Because convolution gets applied across all channels, a 1x1 convolution is less about capturing features in a given area of any channel, but instead translating information into other, easier-to-compute dimensions.


It’s helpful to consider a 1x1 convolution as a sort of “Fully Connected sub-layer” that maps the value in all channels to one output cell in the next layer.

You can see that this intuition holds below, considering that we’re evaluating 32 input values against 32 weights– basic hidden layer stuff.

from IPython.display import Image



Additionally, applying more 1x1 convolution filters allows us to translate between the final input dimension to arbitrarily-many dimensions for the next layer, while maintaining the information gain of training (because each FC sub-layer will still update on backprop like a normal network).



But how is this useful?

Computation Benefits

Consider a simple case where we want to go from a 28x28x192 layer via 32 5x5 filters



The amount of calculations that happen here are a direct function of:

  • The dimensions of the output layer
  • The number of channels in the input layer
  • The size of the filters

Giving us

$ (28 * 28 * 32) * (192) * (5 * 5) \approx 120M$

Now see what happens when we use 1x1 convolution to create an intermediate layer.

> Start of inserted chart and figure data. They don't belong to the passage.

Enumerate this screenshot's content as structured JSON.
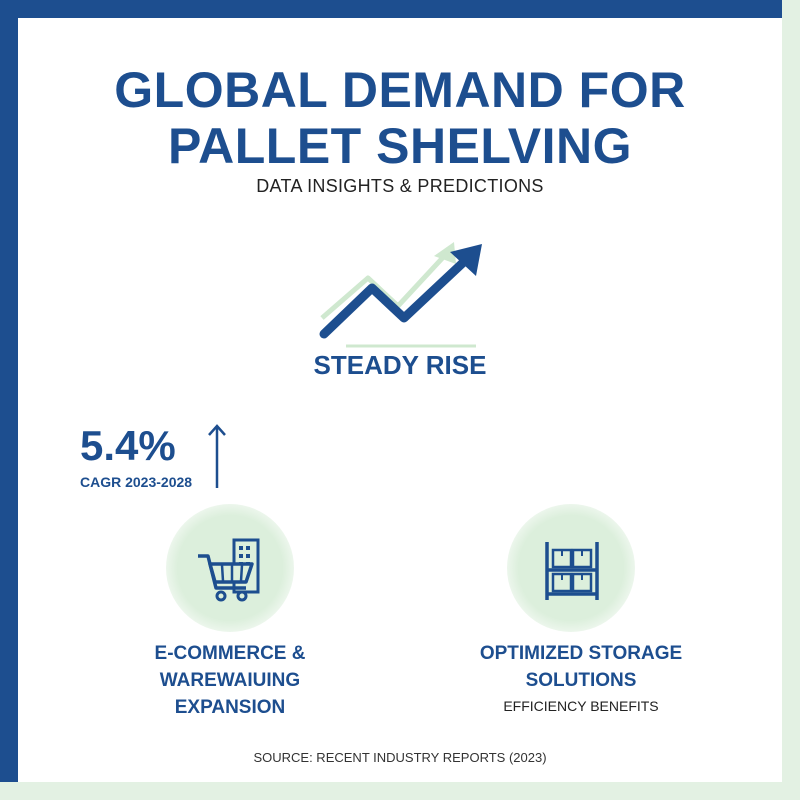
{
  "title": "GLOBAL DEMAND FOR PALLET SHELVING",
  "subtitle": "DATA INSIGHTS & PREDICTIONS",
  "trend": {
    "label": "STEADY RISE",
    "icon": "trend-up-arrow-icon"
  },
  "stat": {
    "value": "5.4%",
    "label": "CAGR 2023-2028",
    "icon": "up-arrow-icon"
  },
  "features": [
    {
      "title": "E-COMMERCE & WAREWAIUING EXPANSION",
      "icon": "shopping-cart-warehouse-icon"
    },
    {
      "title": "OPTIMIZED STORAGE SOLUTIONS",
      "subtitle": "EFFICIENCY BENEFITS",
      "icon": "storage-shelf-icon"
    }
  ],
  "source": "SOURCE: RECENT INDUSTRY REPORTS (2023)",
  "colors": {
    "primary": "#1d4e8f",
    "accent_green": "#d9eed9",
    "frame_green": "#e3f1e3",
    "text": "#222222"
  }
}
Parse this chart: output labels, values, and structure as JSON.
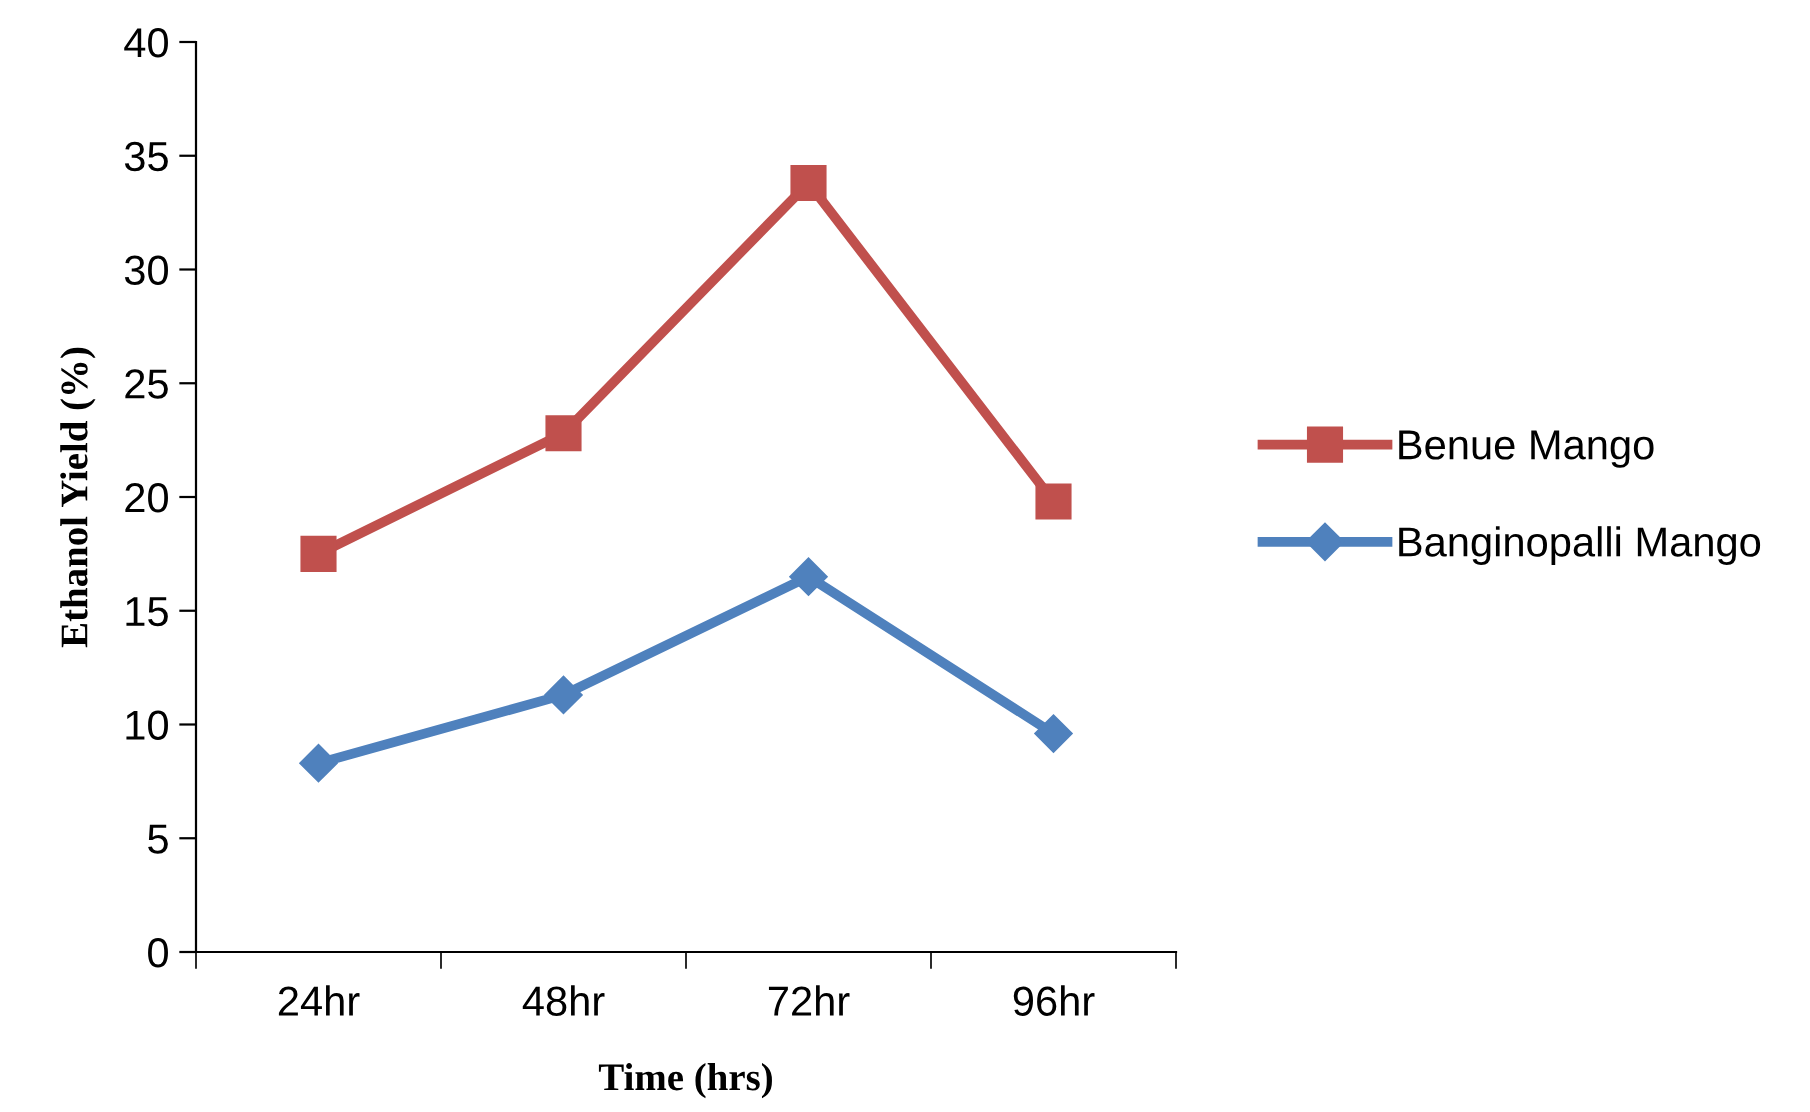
{
  "chart_data": {
    "type": "line",
    "xlabel": "Time (hrs)",
    "ylabel": "Ethanol Yield (%)",
    "categories": [
      "24hr",
      "48hr",
      "72hr",
      "96hr"
    ],
    "series": [
      {
        "name": "Benue Mango",
        "color": "#c0504d",
        "marker": "square",
        "values": [
          17.5,
          22.8,
          33.8,
          19.8
        ]
      },
      {
        "name": "Banginopalli Mango",
        "color": "#4f81bd",
        "marker": "diamond",
        "values": [
          8.3,
          11.3,
          16.5,
          9.6
        ]
      }
    ],
    "ylim": [
      0,
      40
    ],
    "yticks": [
      0,
      5,
      10,
      15,
      20,
      25,
      30,
      35,
      40
    ],
    "grid": false,
    "legend": "right",
    "line_style": "solid"
  }
}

Enumerating the calculations happens in two stages.

First, going from the input layer to the hidden layer.

$ (28 * 28 * 16) * (192) * (1 * 1) \approx 2.4M $

Then going from the hidden layer to the output layer

$ (28 * 28 * 32) * (16) * (5 * 5) \approx 10M $

Summing the two, we get 12 Million – nearly a tenth of the number of computations as before, while still outputting a 28x28x32 layer, and maintaining strong information gain by employing multiple “Fully Connected sub-layers” as mentioned above.

Inception Network

Block Level

And so the Inception Network developed by Google uses this to great effect. Instead of figuring out what filter/kernel size to apply from layer to layer, they build in 1x1, 3x3, 5x5, as well as a Max-Pool layer for good measure, then concatenate them all together into a huge, 256-channel output. They leave it to backpropagation to figure out which sections of the output are worth using for information gain.

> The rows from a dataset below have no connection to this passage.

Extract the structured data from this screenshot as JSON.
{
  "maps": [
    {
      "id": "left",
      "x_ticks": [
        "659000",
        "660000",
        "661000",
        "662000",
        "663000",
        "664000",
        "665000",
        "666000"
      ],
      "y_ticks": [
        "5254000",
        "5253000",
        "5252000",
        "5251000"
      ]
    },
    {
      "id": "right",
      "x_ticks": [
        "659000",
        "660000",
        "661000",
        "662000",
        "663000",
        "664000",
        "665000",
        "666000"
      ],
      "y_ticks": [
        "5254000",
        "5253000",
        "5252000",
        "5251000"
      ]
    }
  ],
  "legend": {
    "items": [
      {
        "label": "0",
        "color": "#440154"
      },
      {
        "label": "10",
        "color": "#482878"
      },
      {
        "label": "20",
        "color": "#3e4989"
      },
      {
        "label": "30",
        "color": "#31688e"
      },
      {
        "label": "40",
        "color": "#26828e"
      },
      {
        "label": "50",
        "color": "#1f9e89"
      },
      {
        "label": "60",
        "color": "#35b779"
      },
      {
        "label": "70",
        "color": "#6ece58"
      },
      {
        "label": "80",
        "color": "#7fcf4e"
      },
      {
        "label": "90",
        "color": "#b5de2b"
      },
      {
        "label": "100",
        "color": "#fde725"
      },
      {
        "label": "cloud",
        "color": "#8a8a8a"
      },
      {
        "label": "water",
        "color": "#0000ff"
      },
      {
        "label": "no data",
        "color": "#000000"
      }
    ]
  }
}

Mechanically, as above, they leverage the computation-reduction afforded by 1x1 filters for each component. This practice is often referred to as a bottleneck layer wherein you shrink the representation before expanding again via convolution filters.



This results in:

  • Very flexible learning strategies
  • Relatively cheap computation

At Scale

So much so, that the architecture is implemented as a bunch of these blocks chained together



Using It


As we mentioned in the VGG architecture notebook, the Inception architecture is available for use in keras (and also is a heafty download if you haven’t yet used it!)

from keras.applications import inception_v3

model = inception_v3.InceptionV3()
Using TensorFlow backend.

I’ll spare you scrolling through model.summary(), it’s pretty huge.


Total params: 23,851,784
Trainable params: 23,817,352
Non-trainable params: 34,432

Documentation is available here

Inception ResNet

Alternatively, there is promising work being done to combine the best elements of the Inception framework with the information-passing elements residual Neural Networks.

You can employ the latest version of this work, again using keras, with the following.

from keras.applications import inception_resnet_v2

model = inception_resnet_v2.InceptionResNetV2()

It’s even bigger


Total params: 55,873,736
Trainable params: 55,813,192
Non-trainable params: 60,544